Jesteśmy zatem na końcu cyklicznego ożywienia (wykres nr 1) czy na początku rosnacego rynku (wykres nr 2)? W pierwszej kolejności musimy sobie odpowiedzieć na pytanie, czy obecny nieustanny wzrost nie wytworzył baniek cenowych w akcjach. Wykres nr 3 ukazuje zmiany cen w stosunku do zysku akcyjnego indeksu S&P500. Fioletowa przerywana linia to długoterminowa średnia z ostatnich 60 lat. Wykres pokazuje, że w ostatnich dwóch latach wzrost cen akcji doganiał długoterminową średnią wartość. Obecnie więc akcje są neutralnie wycenione, pomimo ich historycznych maksimów.

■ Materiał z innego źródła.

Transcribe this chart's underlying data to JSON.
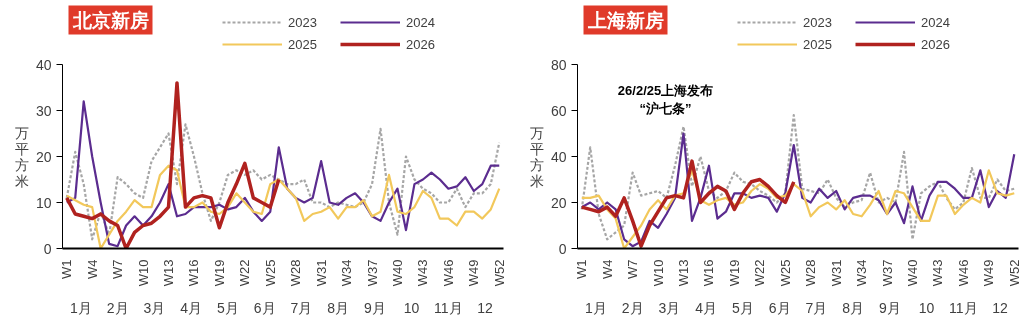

Akcje nie są drogie, jak wiele osób sądzi. Dlatego możliwość większej korekty z wykresu nr 1 traci na sile. Drugi scenariusz (początek wzrostu strukturalnego) jest bardziej prawdopodobny. Z jednej strony doszło już do częściowego przebicia kanału cenowego (patrz wykres nr 1), a z drugiej strony dane z amerykańskiej gospodarki wskazują, że miejscowa gospodarka jest przygotowana do dalszego wzrostu. Biorąc jeszcze pod uwagę ścisły związek między zyskami przedsiębiorstw i rozwojem rynku akcyjnego (wykres nr 4), polepszenie warunków gospodarczych doprowadzi również do wzrostu akcji.
Na rynku istnieje jednak wiele uzasadnionych „ALE“, a rzesza pesymistów może zacząć wymieniać powody, dlaczego ożywienie gospodarcze nie nastąpi. Ich argumentami mogą być deflacja, zła alokacja kapitału na skutek interwencji banków centralnych, deficyty budżetowe, niekorzystna sytuacja demograficzna, spadek wydajności pracy, brak zasobów naturalnych, itd. Są to argumenty, których nie należy lekceważyć. Według mnie sęk tkwi w tym, że pesymiści nie uwzględniają rozwoju historycznego i obserwują rynek z klapkami na oczach. Dlatego też w polu widzenia mają jedynie kilka ostatnich lat. Spójrzmy na całą sytuację z innej perspektywy. Na każde pytanie, które budzi wątpliwości na temat wzrostu strukturalnego, możemy spojrzeć z innej strony.
- Czy presja deflacyjna wywołuje długotrwałą stagnację? Lub stopy procentowe pozostaną na niskim poziomie przez następne kilka czy kilkadziesiąt lat?
- Czy niski poziom stóp procentowych spowoduje złą alokację kapitału? Lub odwrotnie, zmusi obecnie dobrze skapitalizowane gospodarstwa domowe oraz firmy do zwiększenie źródeł zagranicznych, które doprowadzą do wyższej aktywności gospodarczej?
- Czy obecne długi publiczne oraz deficyty budżetowe spowodują obniżenie wzrostu gospodarczego? Lub wykorzystają wpływ cyklicznego wzrostu do wzrostu bodźców fiskalnych, ponieważ cykliczny wzrost polepszy budżety publiczne?
- Czy pogarszająca się sytuacja demograficzna będzie utrudniać wzrost gospodarczy, czy dojdzie do rozluźnienia polityki migracyjnej w krajach rozwiniętych? W ten sposób ludzie z krajów rozwijających się dostaliby możliwość zwiększenia swoich dochodów i konsumpcji. Kraje rozwijające się stanowią obecnie połowę światowego PKB.
- Czy słaby wzrost wydajności pracy będzie postępować, lub czy jesteśmy na progu kolejnej rewolucji naukowo-technicznej w postaci sztucznej inteligencji, biotechnologii i robotyki?
- Czy ludzkości przybędzie surowców mineralnych, lub czy dzięki coraz bardziej efektywnemu wykorzystywaniu istniejących zasobów, odkrywaniu nowych technologii i nowych źródeł mamy ich dostatek? Ile razy słyszeliśmy już, że zabraknie ropy?
Przed podjęciem decyzji, czy jesteśmy na końcu klasycznego cyklicznego ożywienia wspieranego przez ekspansywną politykę pieniężną, czy na początku długotrwałego wzrostu strukturalnego, każdy inwestor powinien zadać sobie wyżej wymienione pytania. Problem tkwi w tym, że nikt nie może być pewien odpowiedzi, ponieważ tendencja strukturalna nie jest kwestią kilku dni lub kilku miesięcy, dlatego też decyzja zawsze zależy od inwestora i jego podejścia do ryzyka.